A situação se complica um pouco mais quando levamos em conta a chamada tese Duhem-Quine da filosofia da ciência: a constatação de que nenhuma hipótese é realmente testada em isolamento, e em princípio qualquer teoria, por mais maluca que seja, pode ser defendida ad eternum, bastando para isso modificar os chamados pressupostos de fundo. 

Por exemplo, quando um astrônomo olha por um telescópio para averiguar se a colisão prevista de um cometa com um planeta de fato ocorreu, ele está pressupondo que o telescópio está em boas condições, que as leis da óptica que regem o caminho percorrido pelos raios de luz entre lentes e espelhos seguem válidas, que as regras da mecânica celeste que usou para computar a trajetória dos astros funcionam mesmo; e que suas contas estão certas.

Se a colisão prevista não for observada é possível, em princípio, atribuir o fato não a um erro do astrônomo que fez os cálculos, mas a um defeito do equipamento, uma violação das Leis de Newton (ou de Einstein), a um comportamento aberrante da luz. A lição aqui é que hipóteses científicas existem em feixes, ou redes. Num nível abstrato, cada experimento ou observação testa não apenas a hipótese que, para um observador externo, está obviamente em jogo, mas a rede toda. Com isso, o vão da porta entreaberta fica ainda maior: parece que nunca existe razão suficiente para descartar uma ideia, seja a Terra plana, a prece que volta no tempo ou a validade da homeopatia. Sempre é possível transferir o ônus do fracasso para as pressuposições de fundo.

Parafraseando o filósofo James Ladyman, no entanto, quando a análise abstrata de um problema leva a resultados que, do ponto de vista do mundo real, concreto, são absurdos, é uma boa ideia rever a análise.

O ponto saliente, neste caso, é de que as hipóteses que compõem as redes ou feixes de enunciados da ciência não são todas iguais. Existe uma hierarquia. Falando em termos de redes, alguns nodos (Relatividade, Evolução, Óptica, Conservação da Energia, etc.) ocupam posições centrais e são altamente conectados, recebendo apoio de outros nodos também muito bem conectados: mexer neles requer perícia cirúrgica e traz o risco de causar instabilidades quase globais. 

Outros nodos, como a crença do pesquisador sobre o estado de manutenção do equipamento, ou o pressuposto de que o experimento foi planejado e conduzido de forma competente, são bem periféricos. Em princípio, nenhum nodo é sagrado ou intocável, mas a posição de cada um, na estrutura geral, sugere fortemente quais têm maior probabilidade de requerer ajuste, em caso de anomalia. Reconfigurações extraordinárias requerem evidências extraordinárias.

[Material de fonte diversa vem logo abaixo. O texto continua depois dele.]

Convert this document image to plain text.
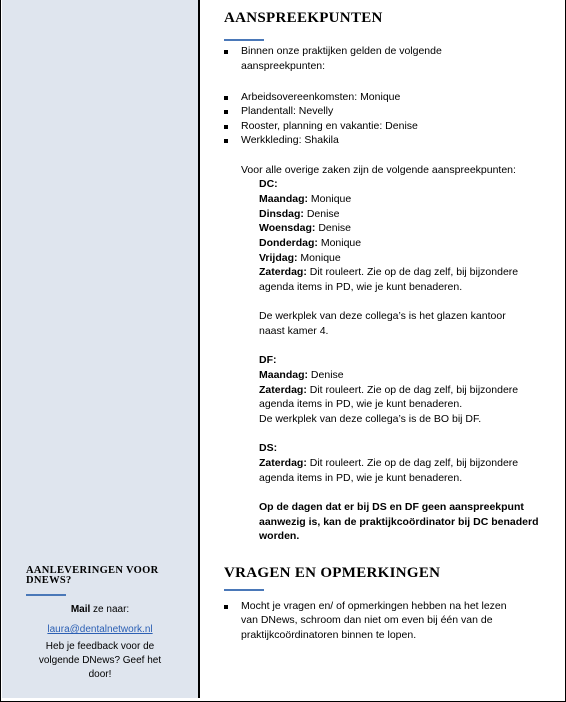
AANLEVERINGEN VOOR DNEWS?
Mail ze naar:
laura@dentalnetwork.nl
Heb je feedback voor de volgende DNews? Geef het door!
AANSPREEKPUNTEN
Binnen onze praktijken gelden de volgende
aanspreekpunten:
Arbeidsovereenkomsten: Monique
Plandentall: Nevelly
Rooster, planning en vakantie: Denise
Werkkleding: Shakila
Voor alle overige zaken zijn de volgende aanspreekpunten:
DC:
Maandag: Monique
Dinsdag: Denise
Woensdag: Denise
Donderdag: Monique
Vrijdag: Monique
Zaterdag: Dit rouleert. Zie op de dag zelf, bij bijzondere
agenda items in PD, wie je kunt benaderen.
De werkplek van deze collega’s is het glazen kantoor
naast kamer 4.
DF:
Maandag: Denise
Zaterdag: Dit rouleert. Zie op de dag zelf, bij bijzondere
agenda items in PD, wie je kunt benaderen.
De werkplek van deze collega’s is de BO bij DF.
DS:
Zaterdag: Dit rouleert. Zie op de dag zelf, bij bijzondere
agenda items in PD, wie je kunt benaderen.
Op de dagen dat er bij DS en DF geen aanspreekpunt
aanwezig is, kan de praktijkcoördinator bij DC benaderd
worden.
VRAGEN EN OPMERKINGEN
Mocht je vragen en/ of opmerkingen hebben na het lezen
van DNews, schroom dan niet om even bij één van de
praktijkcoördinatoren binnen te lopen.
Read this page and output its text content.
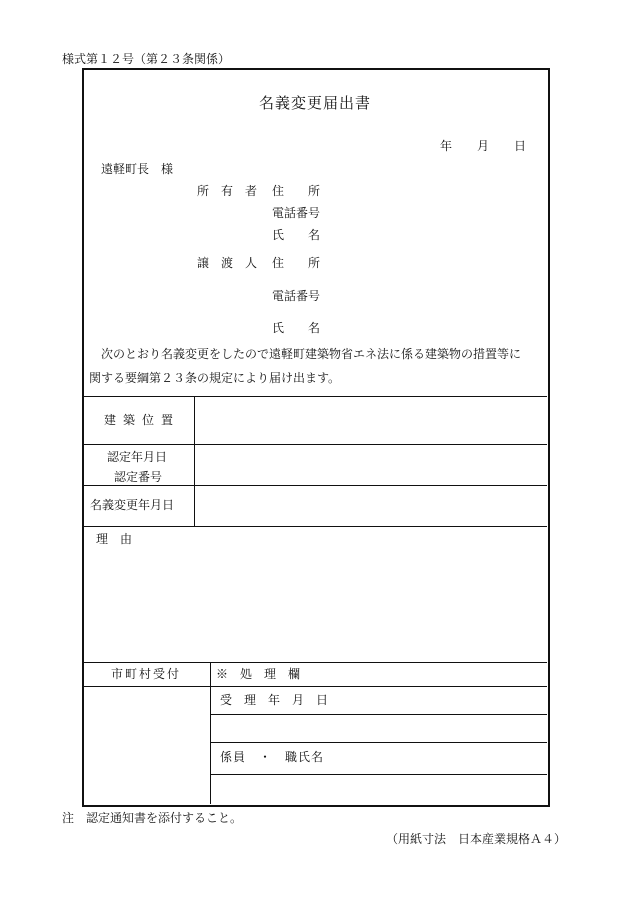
様式第１２号（第２３条関係）
名義変更届出書
年 月 日
遠軽町長　様
所　有　者 住　　所
電話番号
氏　　名
譲　渡　人 住　　所
電話番号
氏　　名
次のとおり名義変更をしたので遠軽町建築物省エネ法に係る建築物の措置等に
関する要綱第２３条の規定により届け出ます。
建築位置
認定年月日
認定番号
名義変更年月日
理　由
市町村受付	※　処　理　欄
受　理　年　月　日
係員　・　職氏名
注　認定通知書を添付すること。
（用紙寸法　日本産業規格Ａ４）
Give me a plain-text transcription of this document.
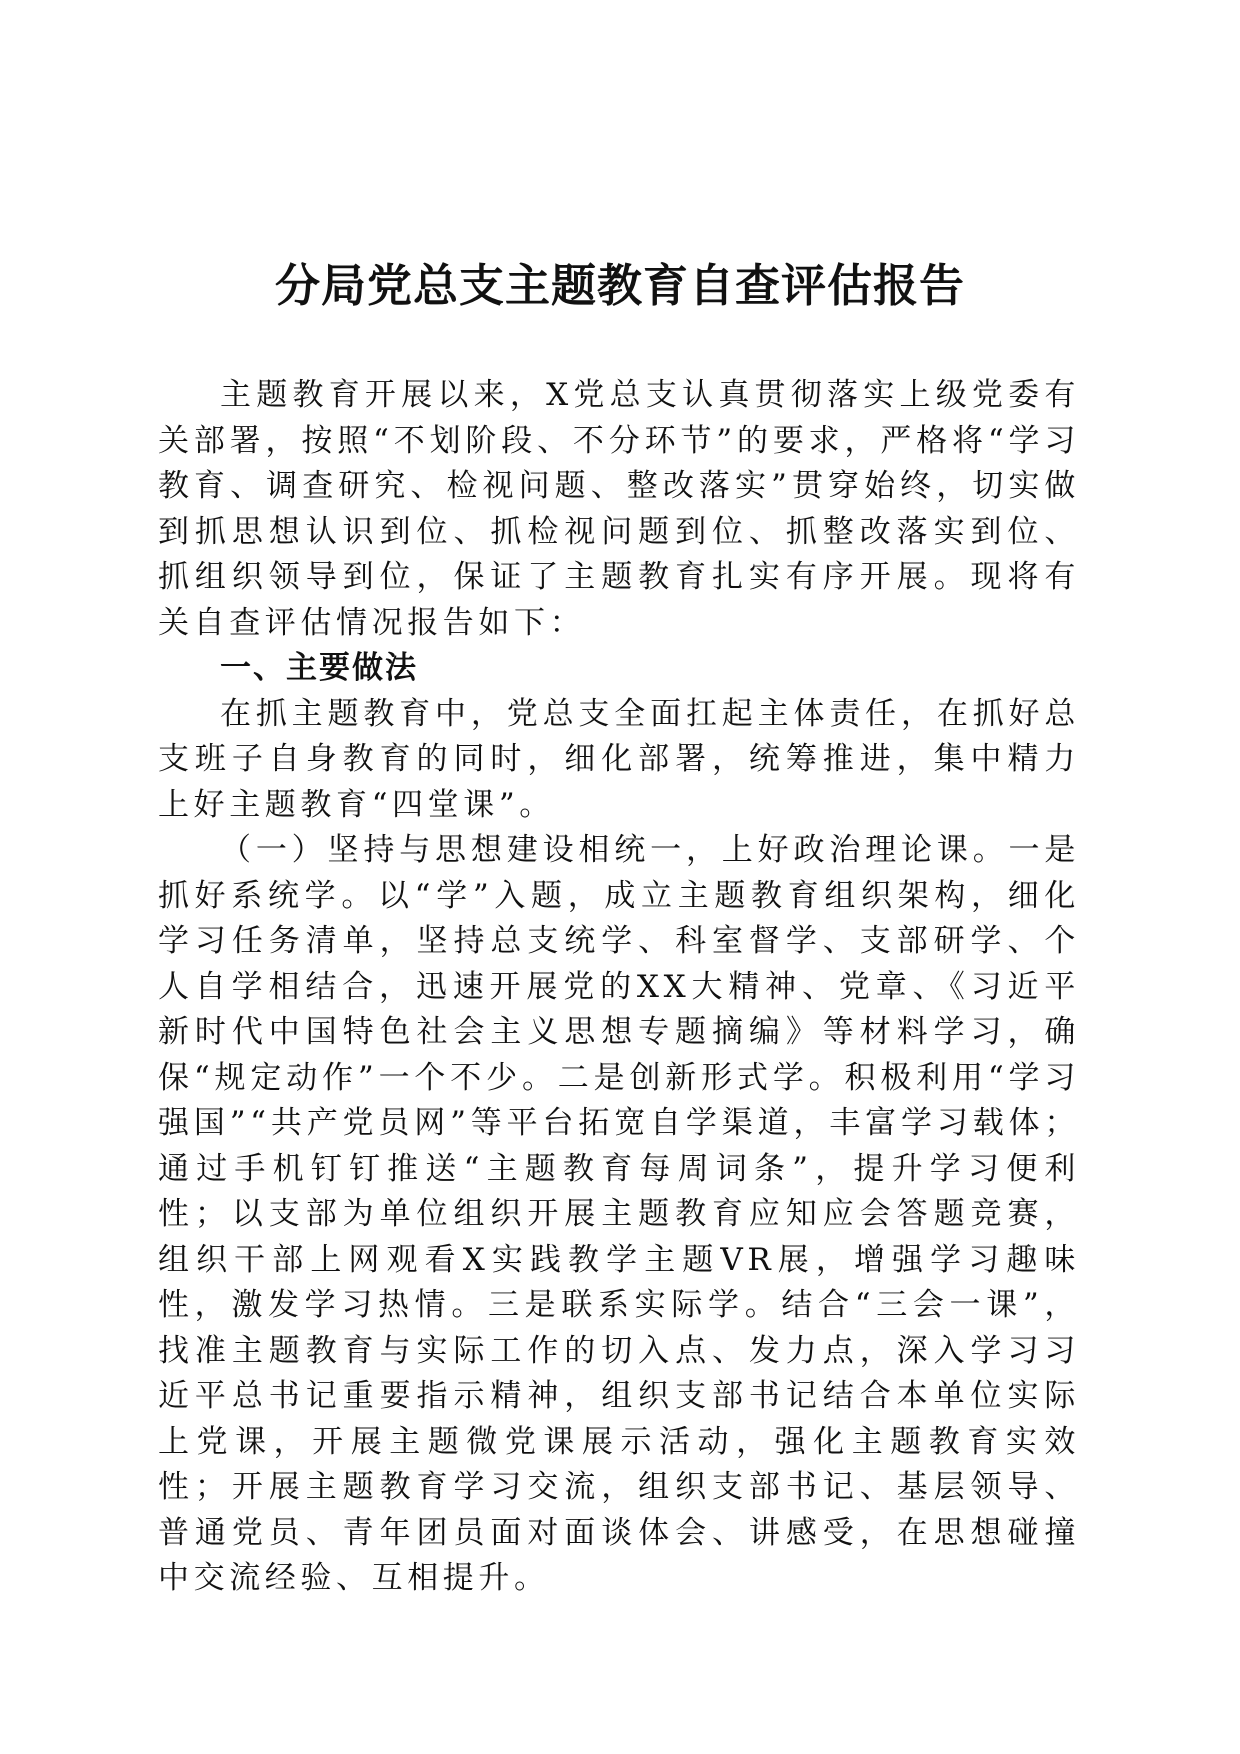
分局党总支主题教育自查评估报告

主题教育开展以来，X党总支认真贯彻落实上级党委有关部署，按照“不划阶段、不分环节”的要求，严格将“学习教育、调查研究、检视问题、整改落实”贯穿始终，切实做到抓思想认识到位、抓检视问题到位、抓整改落实到位、抓组织领导到位，保证了主题教育扎实有序开展。现将有关自查评估情况报告如下：

一、主要做法

在抓主题教育中，党总支全面扛起主体责任，在抓好总支班子自身教育的同时，细化部署，统筹推进，集中精力上好主题教育“四堂课”。

（一）坚持与思想建设相统一，上好政治理论课。一是抓好系统学。以“学”入题，成立主题教育组织架构，细化学习任务清单，坚持总支统学、科室督学、支部研学、个人自学相结合，迅速开展党的XX大精神、党章、《习近平新时代中国特色社会主义思想专题摘编》等材料学习，确保“规定动作”一个不少。二是创新形式学。积极利用“学习强国”“共产党员网”等平台拓宽自学渠道，丰富学习载体；通过手机钉钉推送“主题教育每周词条”，提升学习便利性；以支部为单位组织开展主题教育应知应会答题竞赛，组织干部上网观看X实践教学主题VR展，增强学习趣味性，激发学习热情。三是联系实际学。结合“三会一课”，找准主题教育与实际工作的切入点、发力点，深入学习习近平总书记重要指示精神，组织支部书记结合本单位实际上党课，开展主题微党课展示活动，强化主题教育实效性；开展主题教育学习交流，组织支部书记、基层领导、普通党员、青年团员面对面谈体会、讲感受，在思想碰撞中交流经验、互相提升。
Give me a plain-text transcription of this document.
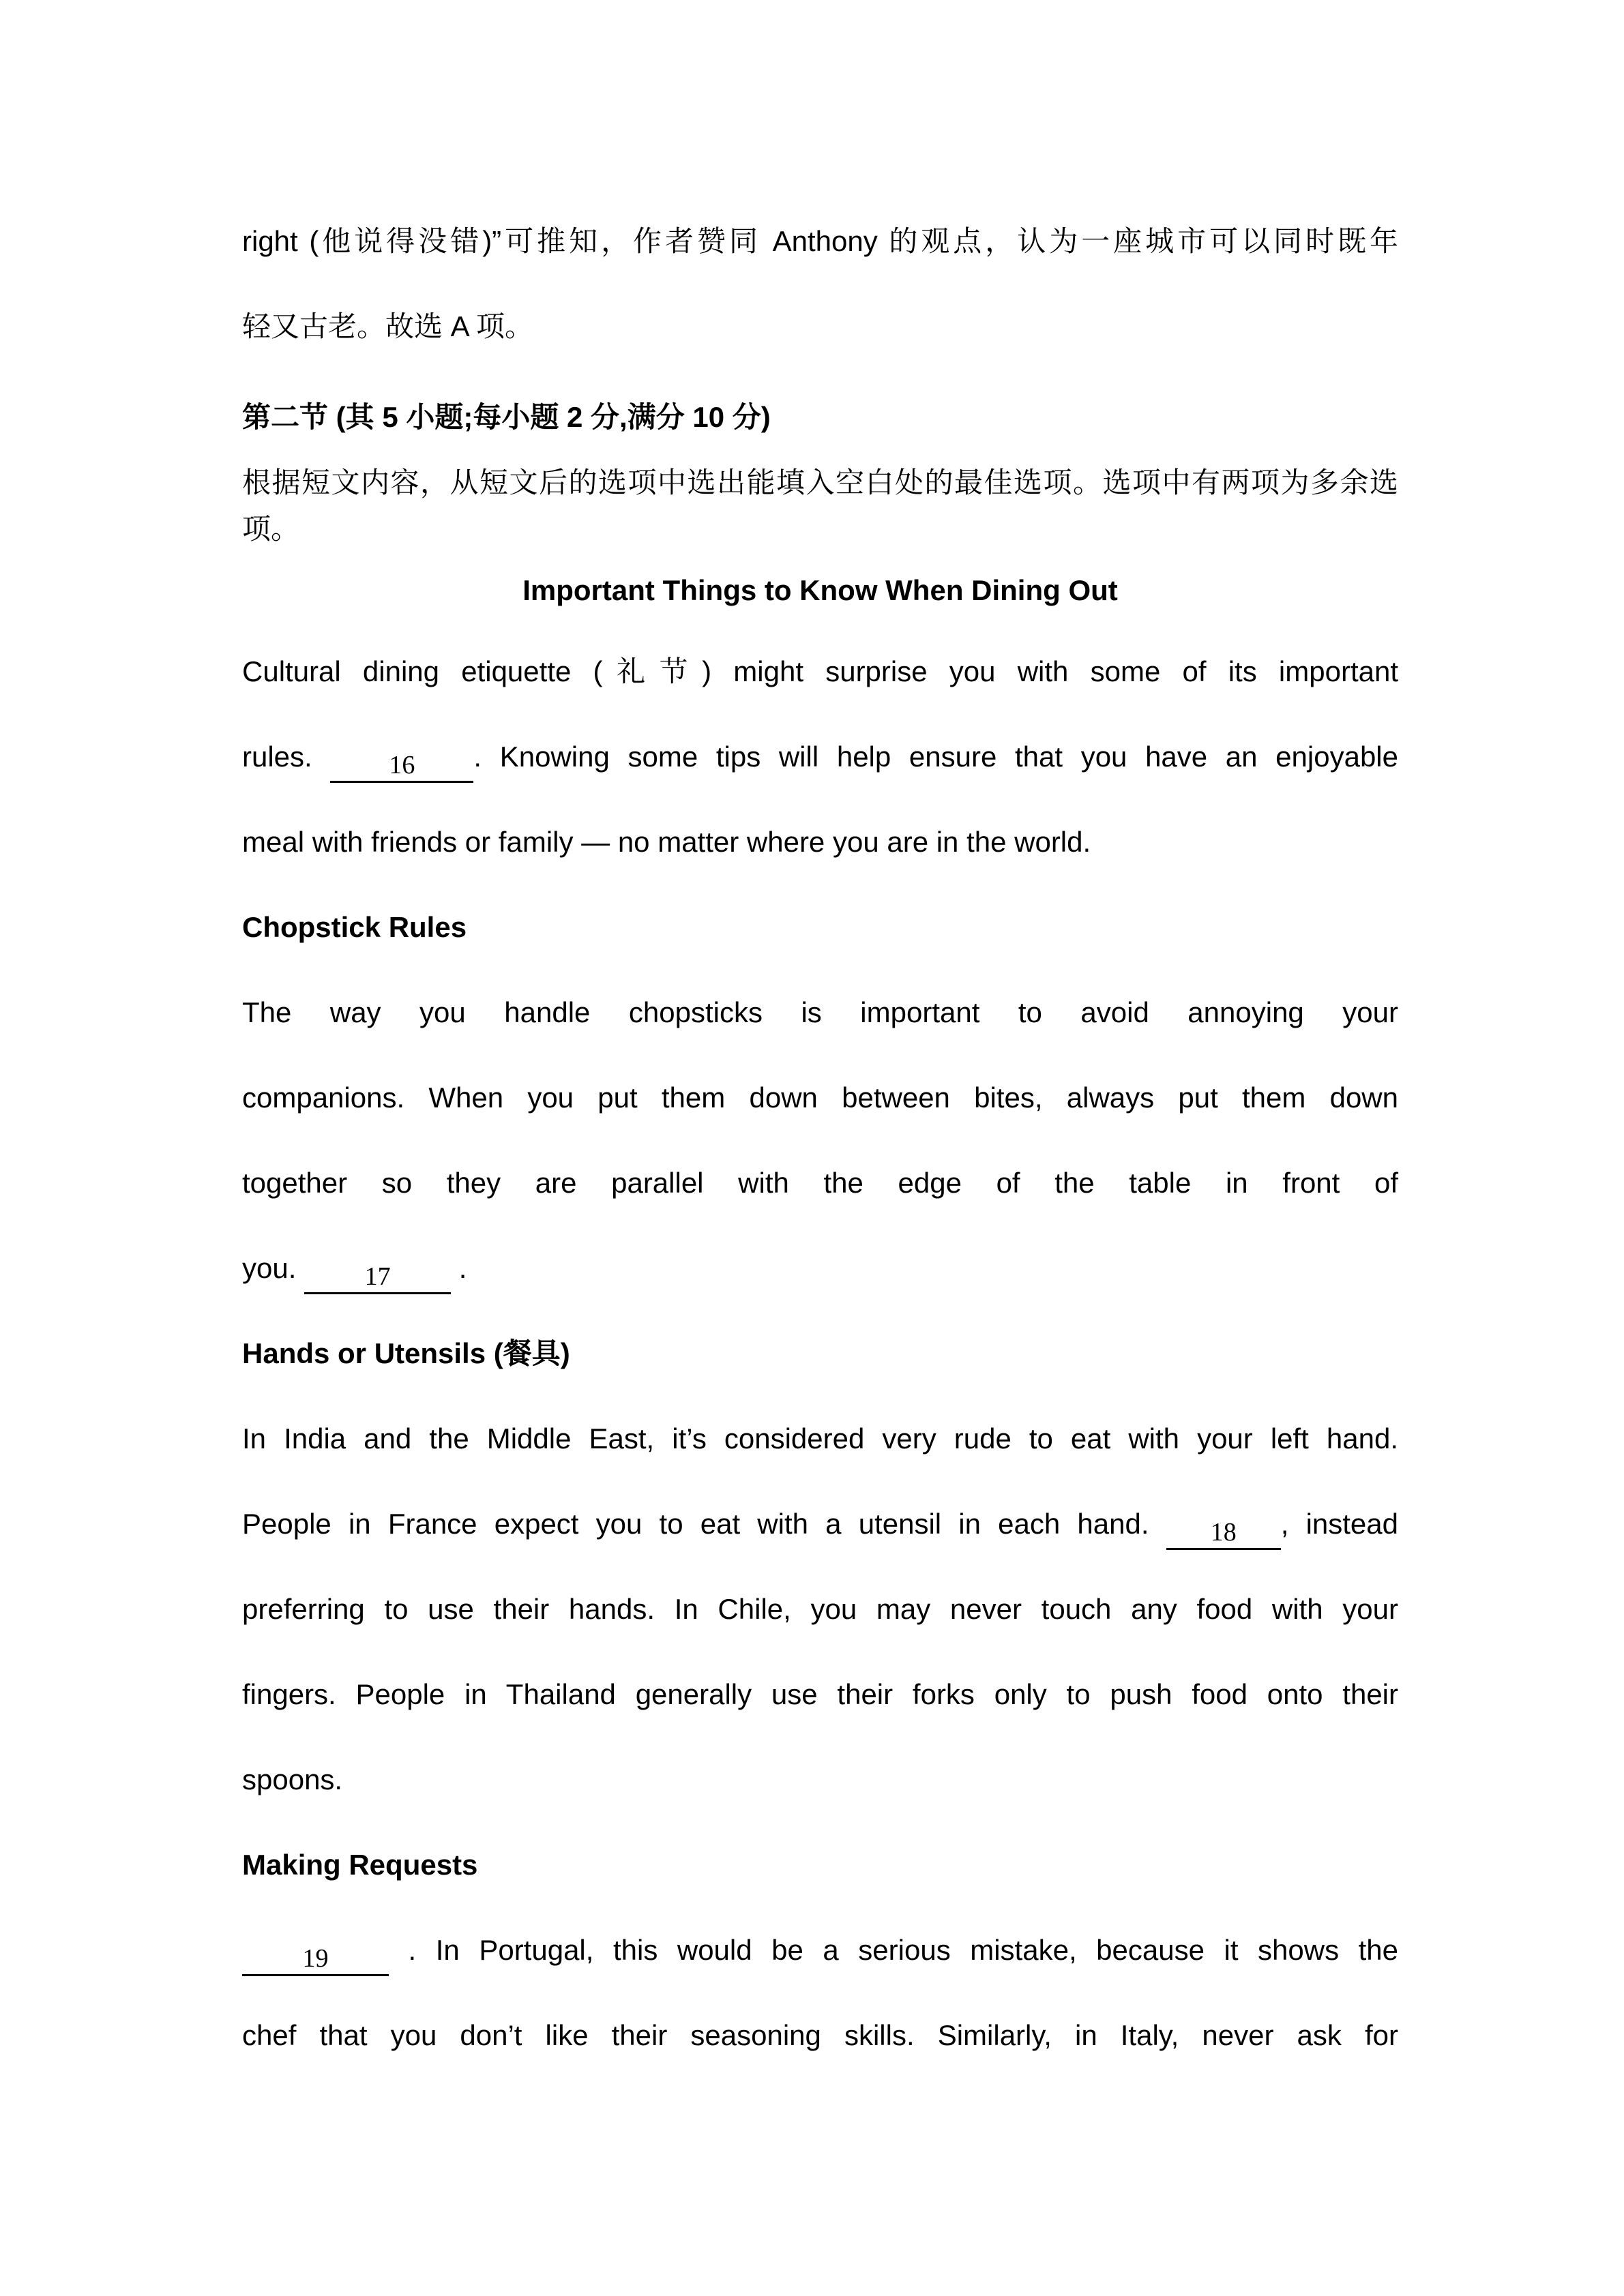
right (他说得没错)”可推知，作者赞同 Anthony 的观点，认为一座城市可以同时既年
轻又古老。故选 A 项。
第二节 (其 5 小题;每小题 2 分,满分 10 分)
根据短文内容，从短文后的选项中选出能填入空白处的最佳选项。选项中有两项为多余选
项。
Important Things to Know When Dining Out
Cultural dining etiquette (礼节) might surprise you with some of its important
rules. 16 . Knowing some tips will help ensure that you have an enjoyable
meal with friends or family — no matter where you are in the world.
Chopstick Rules
The way you handle chopsticks is important to avoid annoying your
companions. When you put them down between bites, always put them down
together so they are parallel with the edge of the table in front of
you. 17 .
Hands or Utensils (餐具)
In India and the Middle East, it’s considered very rude to eat with your left hand.
People in France expect you to eat with a utensil in each hand. 18 , instead
preferring to use their hands. In Chile, you may never touch any food with your
fingers. People in Thailand generally use their forks only to push food onto their
spoons.
Making Requests
19 . In Portugal, this would be a serious mistake, because it shows the
chef that you don’t like their seasoning skills. Similarly, in Italy, never ask for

Na prática, é assim que algumas ideias sobre o funcionamento do mundo real acabam sendo consideradas “certezas” e outras, “impossíveis”, para todos os fins práticos, e até mesmo por cientistas (na mesa do bar, ao menos). Claro que, como a inferência científica tem por base a indução, os termos “certo” e “impossível”, neste contexto, têm menos força do que seu sentido estrito, lógico-matemático, sugere. Mas força menor não significa força desprezível.

Além de servir como sistema de suporte de vida para ideias ruins, a Síndrome da Porta Entreaberta também oferece um lugar de carinho e conforto para negacionistas em geral. Pois, se não dá pra ter 100% de certeza de que algo é impossível, também não dá para ter 100% de certeza de que algo é real. 

Essa margem estrutural de dúvida, que acompanha toda afirmação científica, é uma espécie de resort à beira-mar onde negações como a do aquecimento global, da segurança das vacinas, dos males do tabagismo, da segurança dos transgênicos, etc., são mimadas e alimentadas por staffs atenciosos. 

Quem estabelece residência nessa praia esquece (ou omite) que, embora toda dúvida seja possível, nem toda dúvida é razoável. Mais uma vez, o grau de plausibilidade depende da força da evidência e da estrutura da rede.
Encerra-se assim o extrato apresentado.